LA PAZ - Di bawah terik matahari, lebih dari tiga ratus warga Bolivia pada Jumat berbaris ke dataran berdebu dekat bendungan Incachaca yang menghadap kota La Paz, berkumpul untuk berdoa agar hujan turun dan berakhirnya kekeringan parah yang mengancam pasokan air mereka.
Sepuluh waduk yang memasok air ke La Paz - salah satu kota terbesar di negara itu dengan sekitar 2,2 juta penduduk - hanya mampu menampung air selama 135 hari, kata perusahaan air milik negara EPSAS di Bolivia.
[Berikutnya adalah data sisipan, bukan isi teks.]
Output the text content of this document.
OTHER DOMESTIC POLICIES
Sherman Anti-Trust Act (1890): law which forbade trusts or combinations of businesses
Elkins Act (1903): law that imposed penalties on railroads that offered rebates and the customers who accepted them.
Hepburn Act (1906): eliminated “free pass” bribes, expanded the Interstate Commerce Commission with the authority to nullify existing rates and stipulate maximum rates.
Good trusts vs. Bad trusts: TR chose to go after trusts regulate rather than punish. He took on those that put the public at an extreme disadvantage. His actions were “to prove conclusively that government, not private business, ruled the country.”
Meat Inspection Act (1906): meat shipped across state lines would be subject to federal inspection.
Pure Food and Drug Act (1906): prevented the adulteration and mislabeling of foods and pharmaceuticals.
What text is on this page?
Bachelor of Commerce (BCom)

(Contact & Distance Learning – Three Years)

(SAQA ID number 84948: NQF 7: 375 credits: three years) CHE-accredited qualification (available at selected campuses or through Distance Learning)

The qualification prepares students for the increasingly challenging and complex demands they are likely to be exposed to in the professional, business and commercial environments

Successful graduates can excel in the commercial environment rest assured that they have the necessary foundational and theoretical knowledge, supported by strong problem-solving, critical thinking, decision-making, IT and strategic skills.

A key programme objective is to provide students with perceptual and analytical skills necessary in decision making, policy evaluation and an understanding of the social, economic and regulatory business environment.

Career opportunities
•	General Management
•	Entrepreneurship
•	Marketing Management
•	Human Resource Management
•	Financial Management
Sambil mengangkat payung untuk menghindari panas, para wanita yang mengenakan topi bowler tradisional dan rok warna-warni berjalan bersama para pria muda yang bermain drum dan seruling asli.
Sesampainya di sana, mereka berlutut, berdoa dalam bahasa Aymara, Quechua, dan Spanyol, mata mereka tertutup rapat dengan tangan terulur ke langit.
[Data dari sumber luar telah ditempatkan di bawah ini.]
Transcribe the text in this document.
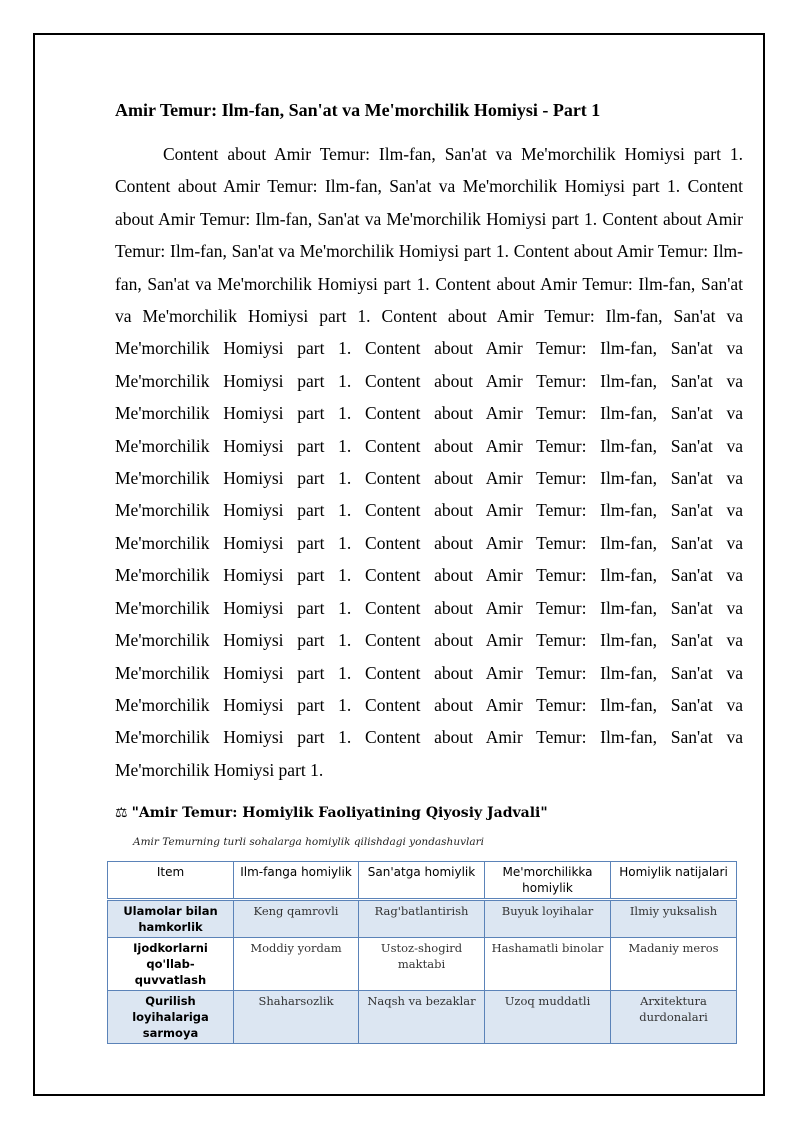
Amir Temur: Ilm-fan, San'at va Me'morchilik Homiysi - Part 1

Content about Amir Temur: Ilm-fan, San'at va Me'morchilik Homiysi part 1. Content about Amir Temur: Ilm-fan, San'at va Me'morchilik Homiysi part 1. Content about Amir Temur: Ilm-fan, San'at va Me'morchilik Homiysi part 1. Content about Amir Temur: Ilm-fan, San'at va Me'morchilik Homiysi part 1. Content about Amir Temur: Ilm-fan, San'at va Me'morchilik Homiysi part 1. Content about Amir Temur: Ilm-fan, San'at va Me'morchilik Homiysi part 1. Content about Amir Temur: Ilm-fan, San'at va Me'morchilik Homiysi part 1. Content about Amir Temur: Ilm-fan, San'at va Me'morchilik Homiysi part 1. Content about Amir Temur: Ilm-fan, San'at va Me'morchilik Homiysi part 1. Content about Amir Temur: Ilm-fan, San'at va Me'morchilik Homiysi part 1. Content about Amir Temur: Ilm-fan, San'at va Me'morchilik Homiysi part 1. Content about Amir Temur: Ilm-fan, San'at va Me'morchilik Homiysi part 1. Content about Amir Temur: Ilm-fan, San'at va Me'morchilik Homiysi part 1. Content about Amir Temur: Ilm-fan, San'at va Me'morchilik Homiysi part 1. Content about Amir Temur: Ilm-fan, San'at va Me'morchilik Homiysi part 1. Content about Amir Temur: Ilm-fan, San'at va Me'morchilik Homiysi part 1. Content about Amir Temur: Ilm-fan, San'at va Me'morchilik Homiysi part 1. Content about Amir Temur: Ilm-fan, San'at va Me'morchilik Homiysi part 1. Content about Amir Temur: Ilm-fan, San'at va Me'morchilik Homiysi part 1. Content about Amir Temur: Ilm-fan, San'at va Me'morchilik Homiysi part 1.

⚖ "Amir Temur: Homiylik Faoliyatining Qiyosiy Jadvali"
Amir Temurning turli sohalarga homiylik qilishdagi yondashuvlari
Item	Ilm-fanga homiylik	San'atga homiylik	Me'morchilikka homiylik	Homiylik natijalari
Ulamolar bilan hamkorlik	Keng qamrovli	Rag'batlantirish	Buyuk loyihalar	Ilmiy yuksalish
Ijodkorlarni qo'llab-quvvatlash	Moddiy yordam	Ustoz-shogird maktabi	Hashamatli binolar	Madaniy meros
Qurilish loyihalariga sarmoya	Shaharsozlik	Naqsh va bezaklar	Uzoq muddatli	Arxitektura durdonalari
“Kami datang ke puncak untuk menyerukan hujan,” kata Susana Laruta, seorang anggota gereja Kristen evangelis setempat.
Tanpa curah hujan yang signifikan, persediaan air di kota dataran tinggi ini akan habis pada bulan Februari. Musim hujan akan dimulai pada bulan Desember tetapi prakiraan cuaca terkini tidak menggembirakan.
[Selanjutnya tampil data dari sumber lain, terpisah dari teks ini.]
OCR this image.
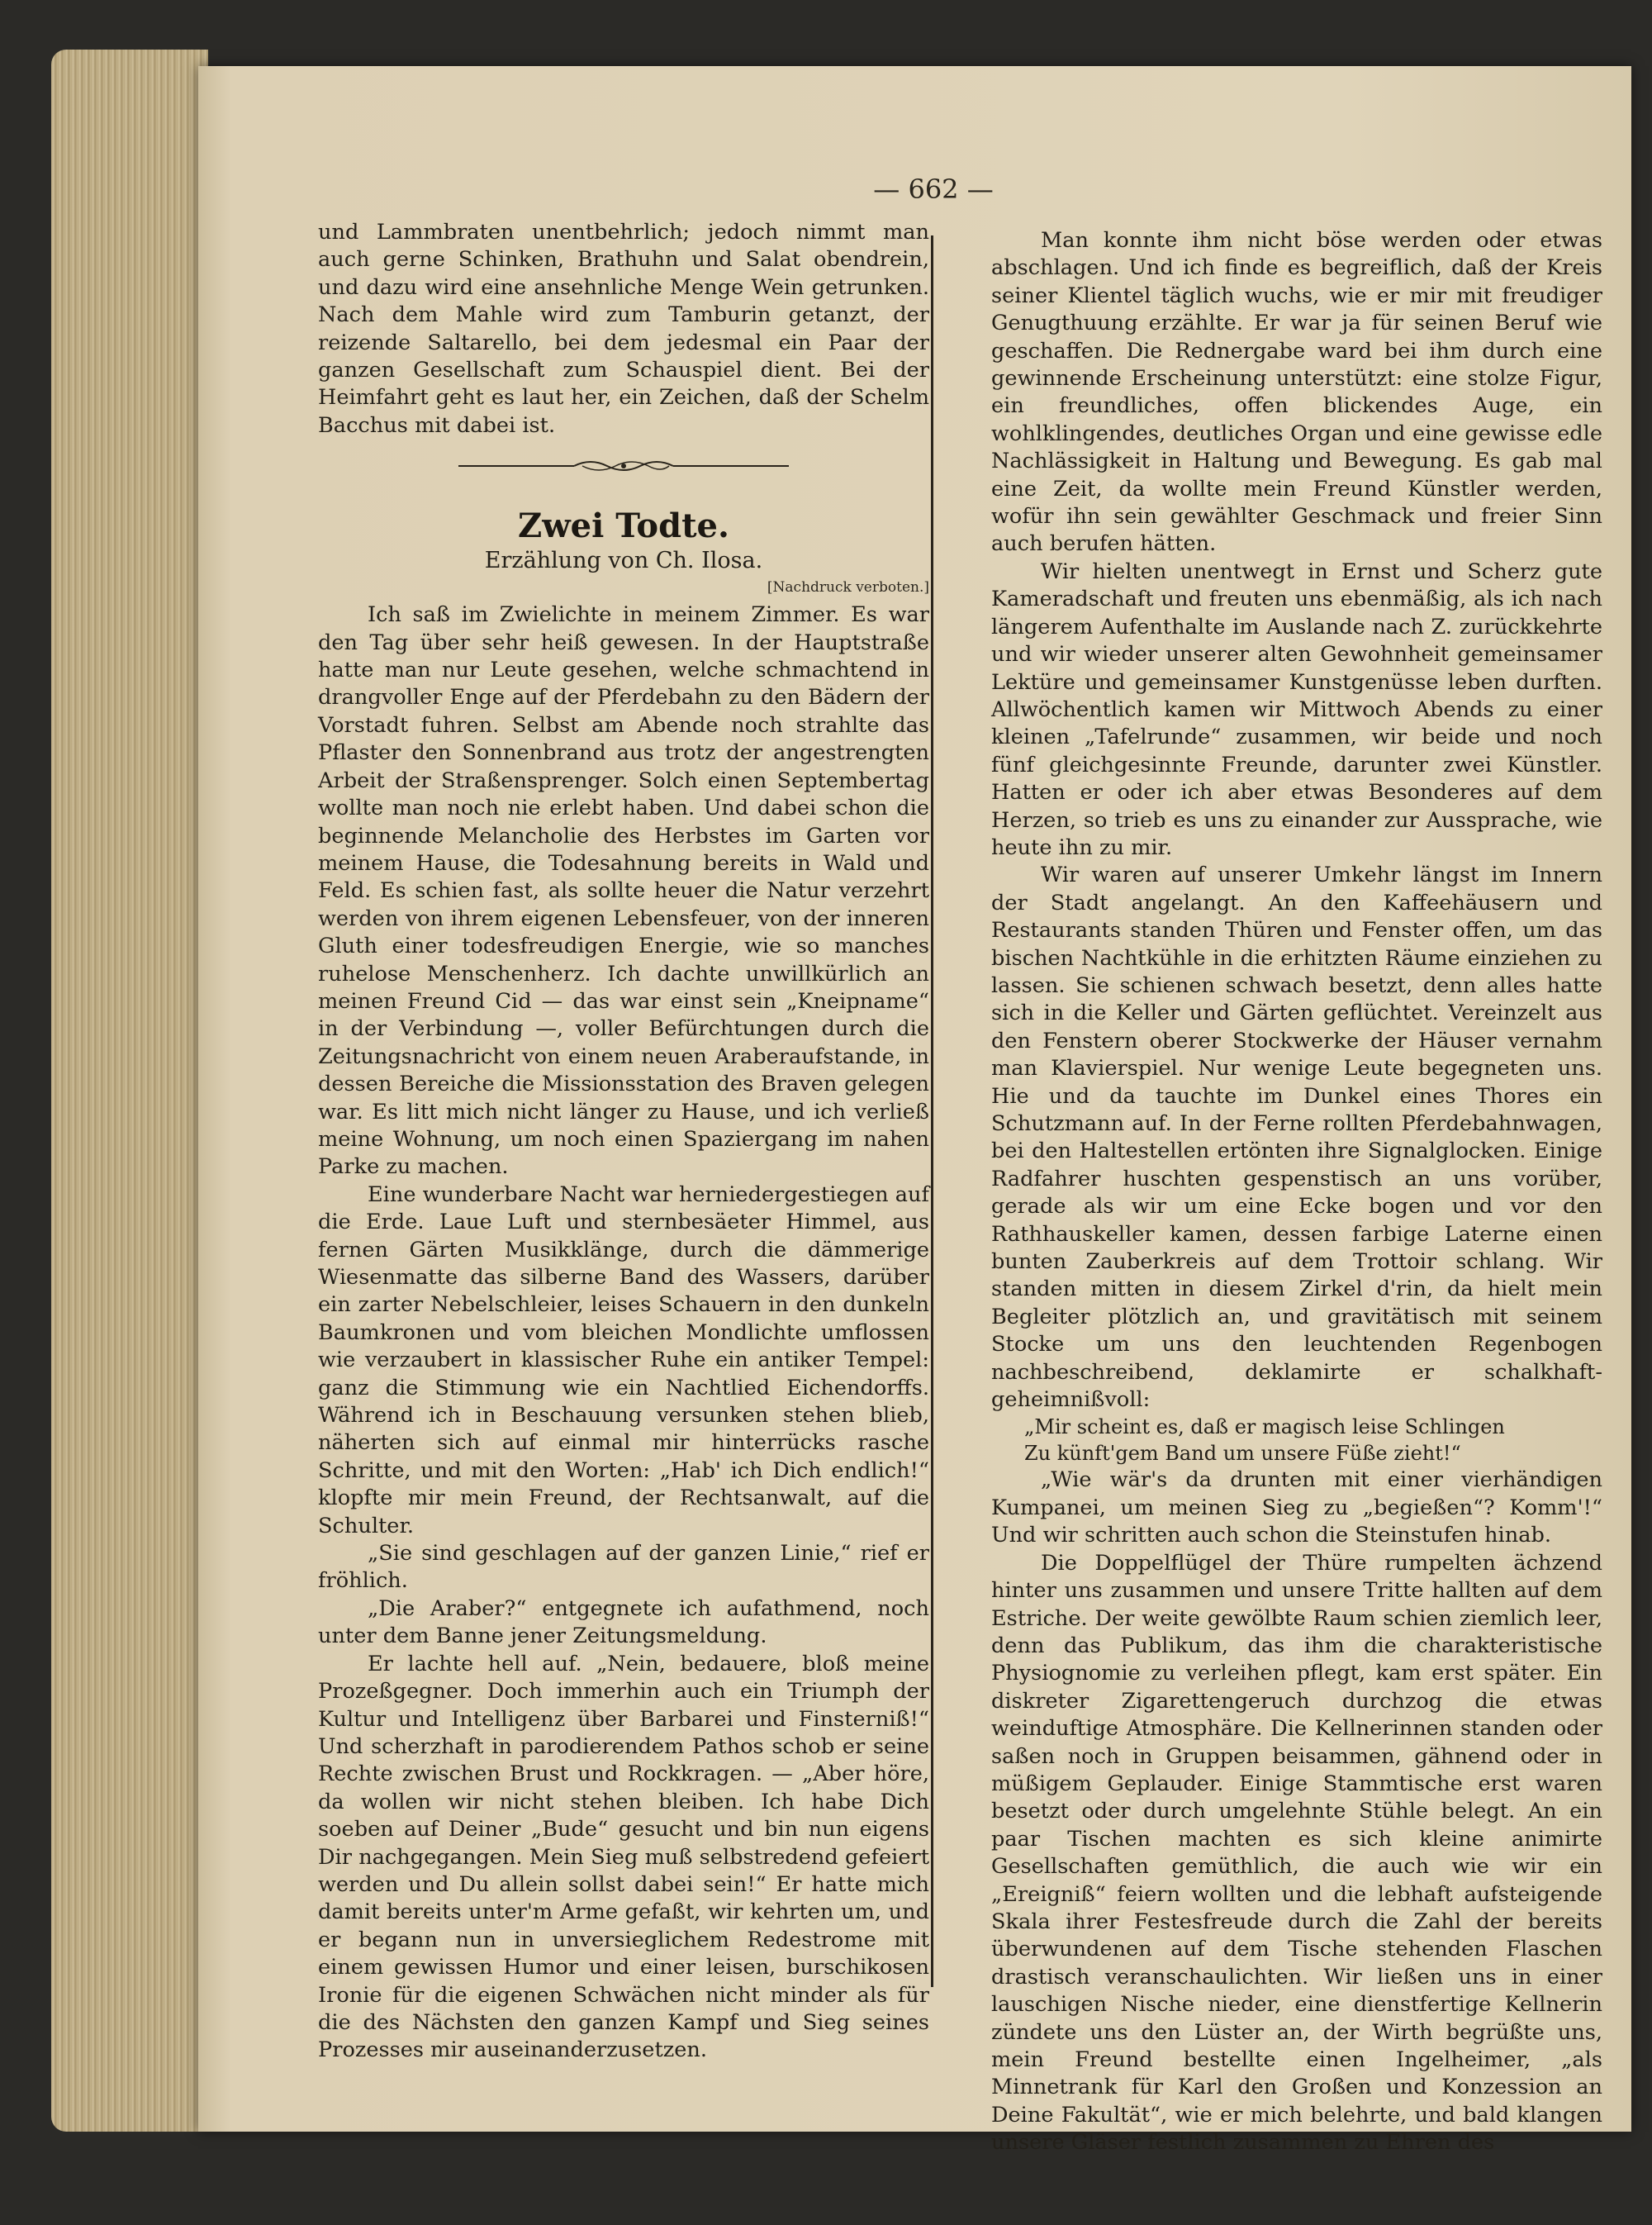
— 662 —

und Lammbraten unentbehrlich; jedoch nimmt man auch gerne Schinken, Brathuhn und Salat obendrein, und dazu wird eine ansehnliche Menge Wein getrunken. Nach dem Mahle wird zum Tamburin getanzt, der reizende Saltarello, bei dem jedesmal ein Paar der ganzen Gesellschaft zum Schauspiel dient. Bei der Heimfahrt geht es laut her, ein Zeichen, daß der Schelm Bacchus mit dabei ist.

Zwei Todte.
Erzählung von Ch. Ilosa.
[Nachdruck verboten.]

Ich saß im Zwielichte in meinem Zimmer. Es war den Tag über sehr heiß gewesen. In der Hauptstraße hatte man nur Leute gesehen, welche schmachtend in drangvoller Enge auf der Pferdebahn zu den Bädern der Vorstadt fuhren. Selbst am Abende noch strahlte das Pflaster den Sonnenbrand aus trotz der angestrengten Arbeit der Straßensprenger. Solch einen Septembertag wollte man noch nie erlebt haben. Und dabei schon die beginnende Melancholie des Herbstes im Garten vor meinem Hause, die Todesahnung bereits in Wald und Feld. Es schien fast, als sollte heuer die Natur verzehrt werden von ihrem eigenen Lebensfeuer, von der inneren Gluth einer todesfreudigen Energie, wie so manches ruhelose Menschenherz. Ich dachte unwillkürlich an meinen Freund Cid — das war einst sein „Kneipname“ in der Verbindung —, voller Befürchtungen durch die Zeitungsnachricht von einem neuen Araberaufstande, in dessen Bereiche die Missionsstation des Braven gelegen war. Es litt mich nicht länger zu Hause, und ich verließ meine Wohnung, um noch einen Spaziergang im nahen Parke zu machen.

Eine wunderbare Nacht war herniedergestiegen auf die Erde. Laue Luft und sternbesäeter Himmel, aus fernen Gärten Musikklänge, durch die dämmerige Wiesenmatte das silberne Band des Wassers, darüber ein zarter Nebelschleier, leises Schauern in den dunkeln Baumkronen und vom bleichen Mondlichte umflossen wie verzaubert in klassischer Ruhe ein antiker Tempel: ganz die Stimmung wie ein Nachtlied Eichendorffs. Während ich in Beschauung versunken stehen blieb, näherten sich auf einmal mir hinterrücks rasche Schritte, und mit den Worten: „Hab' ich Dich endlich!“ klopfte mir mein Freund, der Rechtsanwalt, auf die Schulter.

„Sie sind geschlagen auf der ganzen Linie,“ rief er fröhlich.

„Die Araber?“ entgegnete ich aufathmend, noch unter dem Banne jener Zeitungsmeldung.

Er lachte hell auf. „Nein, bedauere, bloß meine Prozeßgegner. Doch immerhin auch ein Triumph der Kultur und Intelligenz über Barbarei und Finsterniß!“ Und scherzhaft in parodierendem Pathos schob er seine Rechte zwischen Brust und Rockkragen. — „Aber höre, da wollen wir nicht stehen bleiben. Ich habe Dich soeben auf Deiner „Bude“ gesucht und bin nun eigens Dir nachgegangen. Mein Sieg muß selbstredend gefeiert werden und Du allein sollst dabei sein!“ Er hatte mich damit bereits unter'm Arme gefaßt, wir kehrten um, und er begann nun in unversieglichem Redestrome mit einem gewissen Humor und einer leisen, burschikosen Ironie für die eigenen Schwächen nicht minder als für die des Nächsten den ganzen Kampf und Sieg seines Prozesses mir auseinanderzusetzen.

Man konnte ihm nicht böse werden oder etwas abschlagen. Und ich finde es begreiflich, daß der Kreis seiner Klientel täglich wuchs, wie er mir mit freudiger Genugthuung erzählte. Er war ja für seinen Beruf wie geschaffen. Die Rednergabe ward bei ihm durch eine gewinnende Erscheinung unterstützt: eine stolze Figur, ein freundliches, offen blickendes Auge, ein wohlklingendes, deutliches Organ und eine gewisse edle Nachlässigkeit in Haltung und Bewegung. Es gab mal eine Zeit, da wollte mein Freund Künstler werden, wofür ihn sein gewählter Geschmack und freier Sinn auch berufen hätten.

Wir hielten unentwegt in Ernst und Scherz gute Kameradschaft und freuten uns ebenmäßig, als ich nach längerem Aufenthalte im Auslande nach Z. zurückkehrte und wir wieder unserer alten Gewohnheit gemeinsamer Lektüre und gemeinsamer Kunstgenüsse leben durften. Allwöchentlich kamen wir Mittwoch Abends zu einer kleinen „Tafelrunde“ zusammen, wir beide und noch fünf gleichgesinnte Freunde, darunter zwei Künstler. Hatten er oder ich aber etwas Besonderes auf dem Herzen, so trieb es uns zu einander zur Aussprache, wie heute ihn zu mir.

Wir waren auf unserer Umkehr längst im Innern der Stadt angelangt. An den Kaffeehäusern und Restaurants standen Thüren und Fenster offen, um das bischen Nachtkühle in die erhitzten Räume einziehen zu lassen. Sie schienen schwach besetzt, denn alles hatte sich in die Keller und Gärten geflüchtet. Vereinzelt aus den Fenstern oberer Stockwerke der Häuser vernahm man Klavierspiel. Nur wenige Leute begegneten uns. Hie und da tauchte im Dunkel eines Thores ein Schutzmann auf. In der Ferne rollten Pferdebahnwagen, bei den Haltestellen ertönten ihre Signalglocken. Einige Radfahrer huschten gespenstisch an uns vorüber, gerade als wir um eine Ecke bogen und vor den Rathhauskeller kamen, dessen farbige Laterne einen bunten Zauberkreis auf dem Trottoir schlang. Wir standen mitten in diesem Zirkel d'rin, da hielt mein Begleiter plötzlich an, und gravitätisch mit seinem Stocke um uns den leuchtenden Regenbogen nachbeschreibend, deklamirte er schalkhaft-geheimnißvoll:

„Mir scheint es, daß er magisch leise Schlingen

Zu künft'gem Band um unsere Füße zieht!“

„Wie wär's da drunten mit einer vierhändigen Kumpanei, um meinen Sieg zu „begießen“? Komm'!“ Und wir schritten auch schon die Steinstufen hinab.

Die Doppelflügel der Thüre rumpelten ächzend hinter uns zusammen und unsere Tritte hallten auf dem Estriche. Der weite gewölbte Raum schien ziemlich leer, denn das Publikum, das ihm die charakteristische Physiognomie zu verleihen pflegt, kam erst später. Ein diskreter Zigarettengeruch durchzog die etwas weinduftige Atmosphäre. Die Kellnerinnen standen oder saßen noch in Gruppen beisammen, gähnend oder in müßigem Geplauder. Einige Stammtische erst waren besetzt oder durch umgelehnte Stühle belegt. An ein paar Tischen machten es sich kleine animirte Gesellschaften gemüthlich, die auch wie wir ein „Ereigniß“ feiern wollten und die lebhaft aufsteigende Skala ihrer Festesfreude durch die Zahl der bereits überwundenen auf dem Tische stehenden Flaschen drastisch veranschaulichten. Wir ließen uns in einer lauschigen Nische nieder, eine dienstfertige Kellnerin zündete uns den Lüster an, der Wirth begrüßte uns, mein Freund bestellte einen Ingelheimer, „als Minnetrank für Karl den Großen und Konzession an Deine Fakultät“, wie er mich belehrte, und bald klangen unsere Gläser festlich zusammen zu Ehren des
Hanya sedikit hujan yang diperkirakan terjadi akibat fenomena cuaca yang dikenal sebagai El Nino, kata badan meteorologi nasional.
El Nino, yaitu pemanasan suhu permukaan air di Samudera Pasifik bagian timur dan tengah, terkait dengan kondisi cuaca ekstrem.
“Perubahan iklimlah yang memicu perubahan ini,” kata Bernardo Vedia, seorang uskup Metodis setempat.
Oleh karena itu kami datang ke sini untuk bersama-sama berdoa berseru kepada Tuhan agar hujan turun ke bumi, katanya.